Auch aufseiten von Politik und (Bau-)Wirtschaft konnte Florian Opitz die wichtigsten Player dieser Umbruchszeit interviewen: den kurz nach der Wende angetretenen CDU-Bürgermeister Eberhard Diepgen und dessen Wegbereiter, den berüchtigten Klaus-Jürgen Landowsky. Renate Künast und Wolfgang Wieland von der zur Zeit des Mauerfalls im (West-)Berliner Rathaus mitregierenden “Alternativen Liste”. Den Bauunternehmer Roland Ernst und den späteren SPD-Bürgermeister Klaus Wowereit.
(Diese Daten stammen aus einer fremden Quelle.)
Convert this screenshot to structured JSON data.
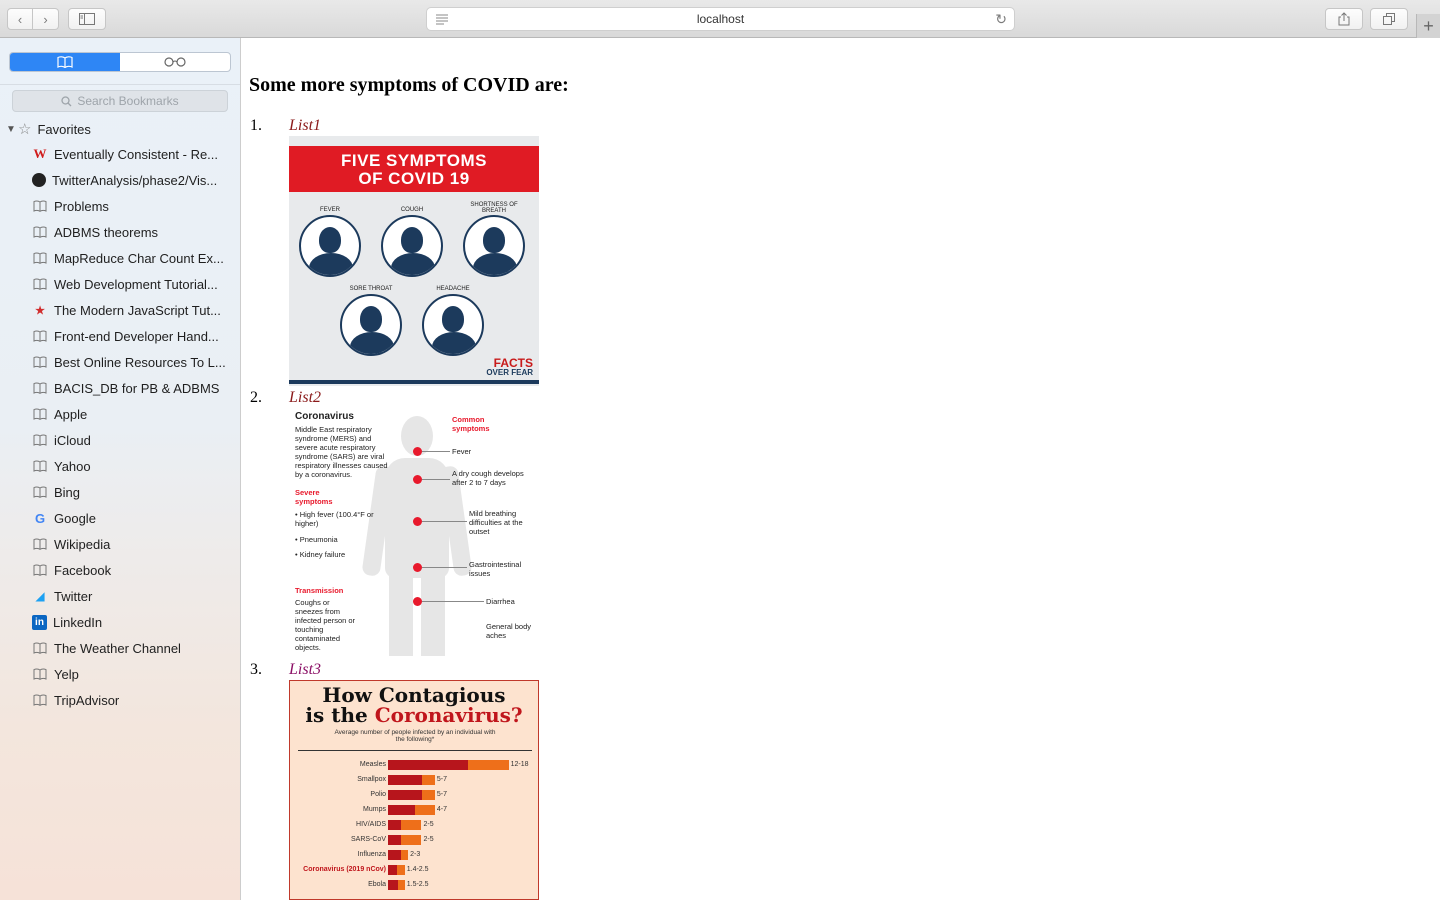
{
  "browser": {
    "url": "localhost",
    "new_tab_symbol": "+"
  },
  "sidebar": {
    "search_placeholder": "Search Bookmarks",
    "favorites_label": "Favorites",
    "bookmarks": [
      {
        "label": "Eventually Consistent - Re...",
        "icon": "w-logo-icon"
      },
      {
        "label": "TwitterAnalysis/phase2/Vis...",
        "icon": "github-icon"
      },
      {
        "label": "Problems",
        "icon": "bookmark-icon"
      },
      {
        "label": "ADBMS theorems",
        "icon": "bookmark-icon"
      },
      {
        "label": "MapReduce Char Count Ex...",
        "icon": "bookmark-icon"
      },
      {
        "label": "Web Development Tutorial...",
        "icon": "bookmark-icon"
      },
      {
        "label": "The Modern JavaScript Tut...",
        "icon": "javascript-info-icon"
      },
      {
        "label": "Front-end Developer Hand...",
        "icon": "bookmark-icon"
      },
      {
        "label": "Best Online Resources To L...",
        "icon": "bookmark-icon"
      },
      {
        "label": "BACIS_DB for PB & ADBMS",
        "icon": "bookmark-icon"
      },
      {
        "label": "Apple",
        "icon": "bookmark-icon"
      },
      {
        "label": "iCloud",
        "icon": "bookmark-icon"
      },
      {
        "label": "Yahoo",
        "icon": "bookmark-icon"
      },
      {
        "label": "Bing",
        "icon": "bookmark-icon"
      },
      {
        "label": "Google",
        "icon": "google-icon"
      },
      {
        "label": "Wikipedia",
        "icon": "bookmark-icon"
      },
      {
        "label": "Facebook",
        "icon": "bookmark-icon"
      },
      {
        "label": "Twitter",
        "icon": "twitter-icon"
      },
      {
        "label": "LinkedIn",
        "icon": "linkedin-icon"
      },
      {
        "label": "The Weather Channel",
        "icon": "bookmark-icon"
      },
      {
        "label": "Yelp",
        "icon": "bookmark-icon"
      },
      {
        "label": "TripAdvisor",
        "icon": "bookmark-icon"
      }
    ]
  },
  "page": {
    "heading": "Some more symptoms of COVID are:",
    "items": [
      {
        "number": "1.",
        "link": "List1"
      },
      {
        "number": "2.",
        "link": "List2"
      },
      {
        "number": "3.",
        "link": "List3"
      }
    ],
    "image1": {
      "title_line1": "FIVE SYMPTOMS",
      "title_line2": "OF COVID 19",
      "symptoms": [
        "FEVER",
        "COUGH",
        "SHORTNESS OF BREATH",
        "SORE THROAT",
        "HEADACHE"
      ],
      "brand_line1": "FACTS",
      "brand_line2": "OVER FEAR"
    },
    "image2": {
      "title": "Coronavirus",
      "intro": "Middle East respiratory syndrome (MERS) and severe acute respiratory syndrome (SARS) are viral respiratory illnesses caused by a coronavirus.",
      "severe_heading": "Severe symptoms",
      "severe_items": [
        "High fever (100.4°F or higher)",
        "Pneumonia",
        "Kidney failure"
      ],
      "transmission_heading": "Transmission",
      "transmission_text": "Coughs or sneezes from infected person or touching contaminated objects.",
      "common_heading": "Common symptoms",
      "common_items": [
        "Fever",
        "A dry cough develops after 2 to 7 days",
        "Mild breathing difficulties at the outset",
        "Gastrointestinal issues",
        "Diarrhea",
        "General body aches"
      ]
    },
    "image3": {
      "title_line1": "How Contagious",
      "title_line2_prefix": "is the ",
      "title_line2_highlight": "Coronavirus?",
      "subtitle": "Average number of people infected by an individual with the following*"
    }
  },
  "chart_data": {
    "type": "bar",
    "title": "How Contagious is the Coronavirus?",
    "subtitle": "Average number of people infected by an individual with the following*",
    "categories": [
      "Measles",
      "Smallpox",
      "Polio",
      "Mumps",
      "HIV/AIDS",
      "SARS-CoV",
      "Influenza",
      "Coronavirus (2019 nCov)",
      "Ebola"
    ],
    "ranges": [
      [
        12,
        18
      ],
      [
        5,
        7
      ],
      [
        5,
        7
      ],
      [
        4,
        7
      ],
      [
        2,
        5
      ],
      [
        2,
        5
      ],
      [
        2,
        3
      ],
      [
        1.4,
        2.5
      ],
      [
        1.5,
        2.5
      ]
    ],
    "labels": [
      "12-18",
      "5-7",
      "5-7",
      "4-7",
      "2-5",
      "2-5",
      "2-3",
      "1.4-2.5",
      "1.5-2.5"
    ],
    "highlight": "Coronavirus (2019 nCov)",
    "colors": {
      "low": "#b7151c",
      "high": "#ee6f1a",
      "background": "#fde3cf"
    }
  }
}
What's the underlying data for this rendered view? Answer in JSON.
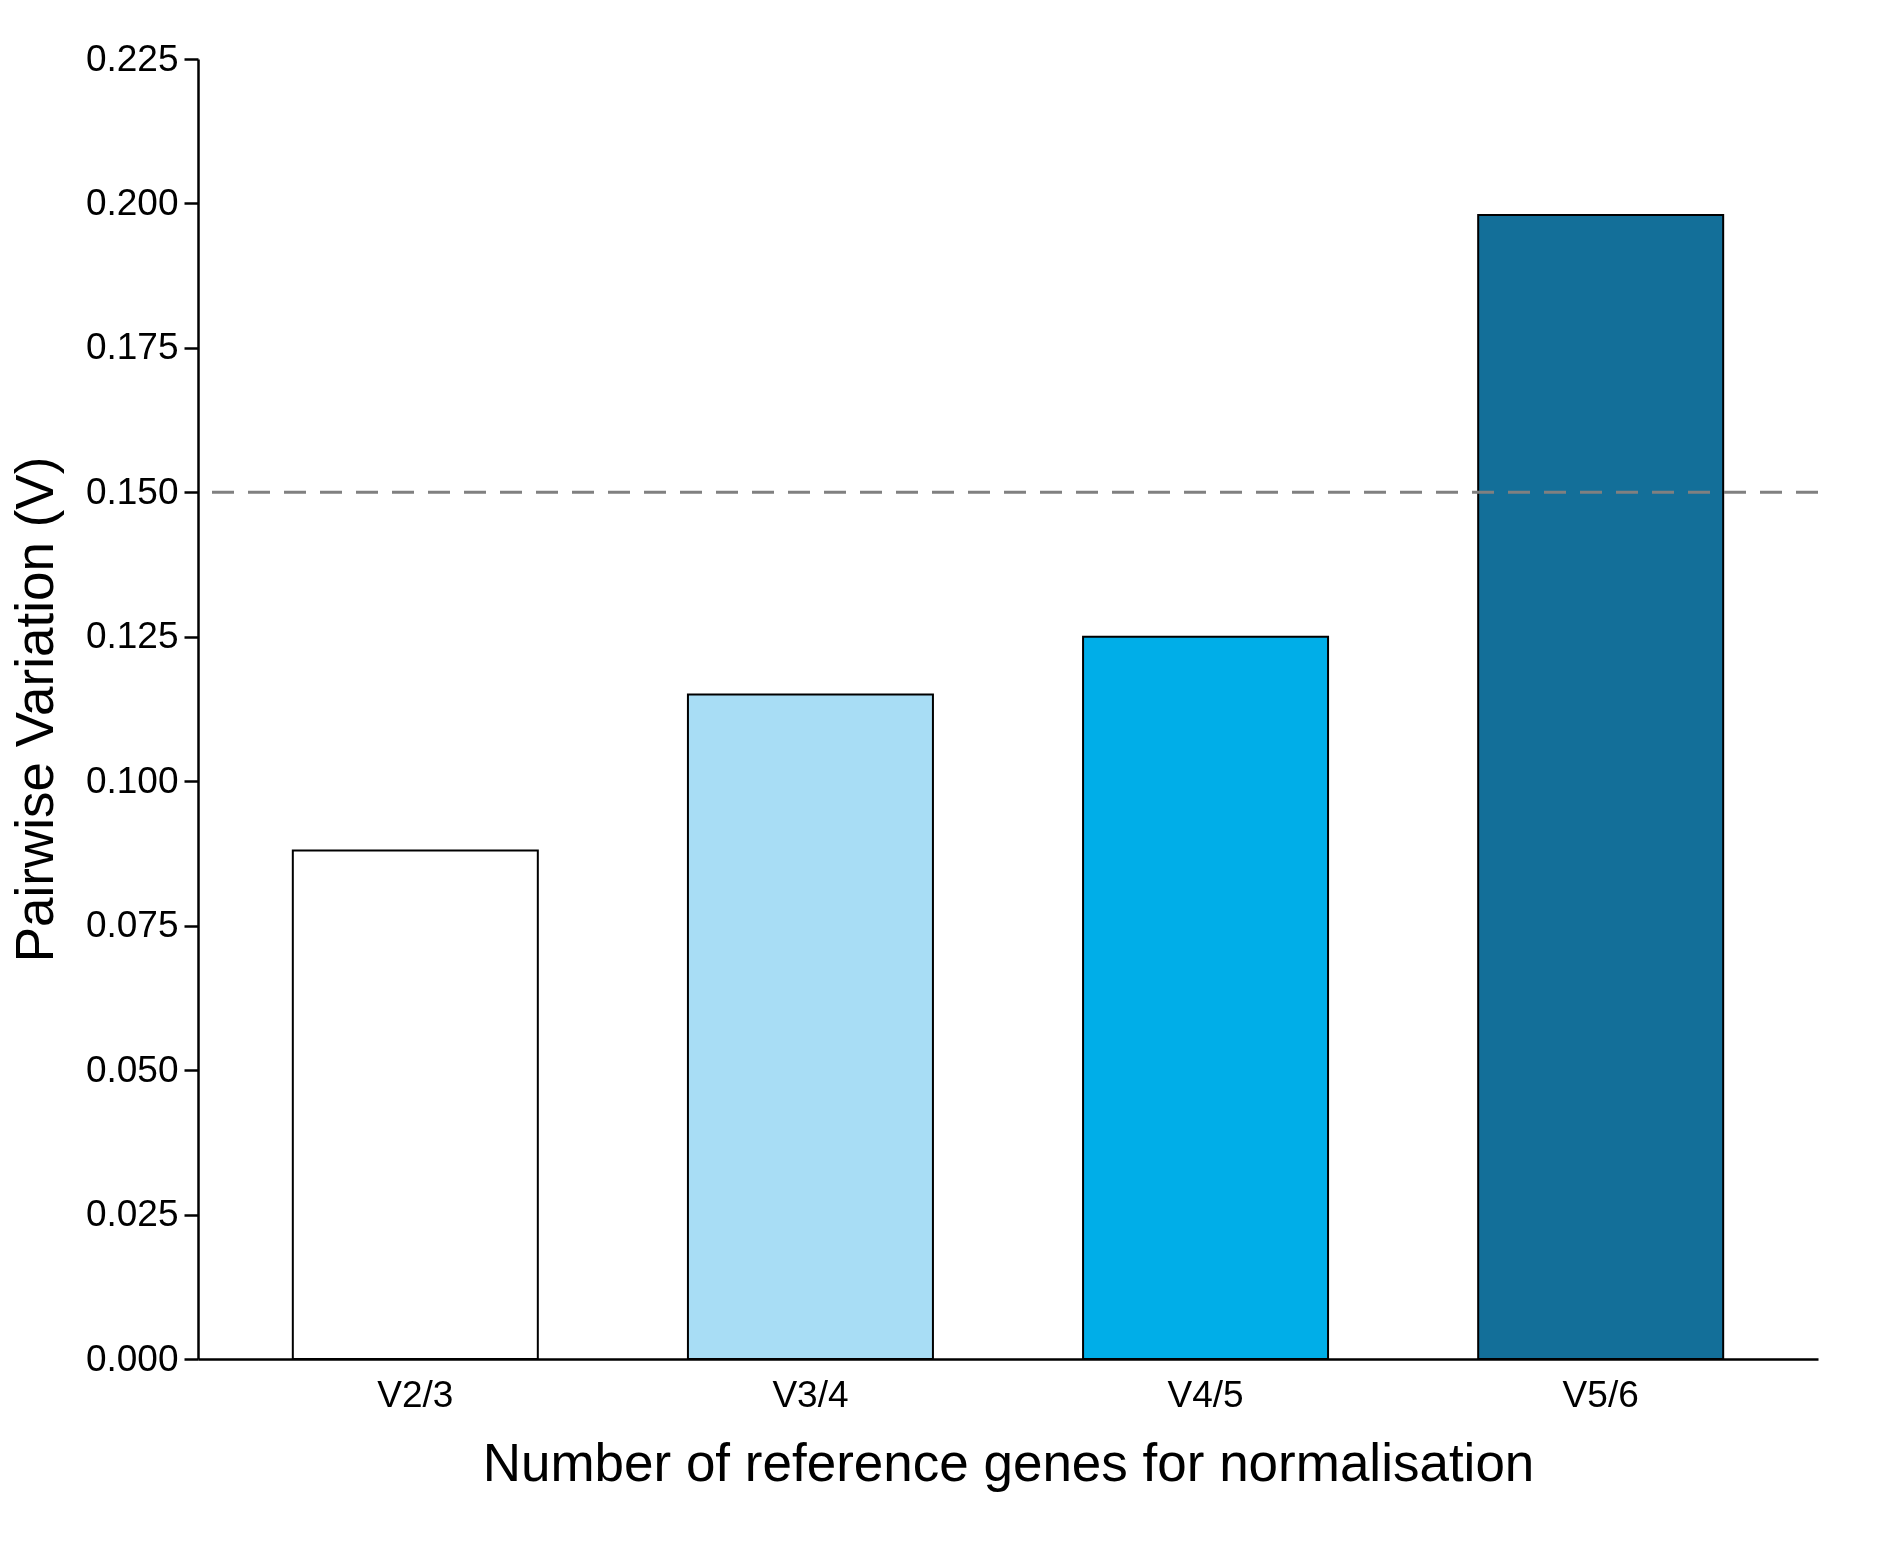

Bezeichnend, wie hier einzig der Immobilieninvestor Ernst Einsicht zeigt, Fehler zugibt. Vor allem die Parteifreunde Diepgen und Landowsky versuchen massive politische Fehlentscheidungen – etwa in Sachen Berliner Bankgesellschaft – kleinzureden, erscheinen dabei teils geradezu störrisch.
Wesentlichen Anteil an der Eindrücklichkeit der Dokuserie trägt die Cutterin Annette Muff, die “Capital B” mit ihrem souveränen Schnitt einen ganz eigenen, Atmosphäre und Sog erzeugenden Rhythmus gibt. Faszinierend, wie sich durch die geschickte Montage teils fast so etwas wie Gespräche zwischen den verschiedenen Interviewpartnern zu entwickeln scheinen! Auch die gerade in ihrem Gegensatz zu den durchaus “wild” montierten Archivbildern sehr klare Kameraarbeit in den Interviews überzeugt.
Der bestechend gut montierte Vorspann wiederum bildet im Zusammenspiel mit der Berlin-Hymne “Schwarz zu Blau” von Peter Fox ein eigenes kleines Kunstwerk; überhaupt unterstützt die Musikspur stimmig die Erzählebene und transportiert nebenbei den typischen Berliner Sound, allen voran Techno und Gangsta-Rap. Ein so dichtes wie intensives Porträt einer Stadt im Ausnahmezustand.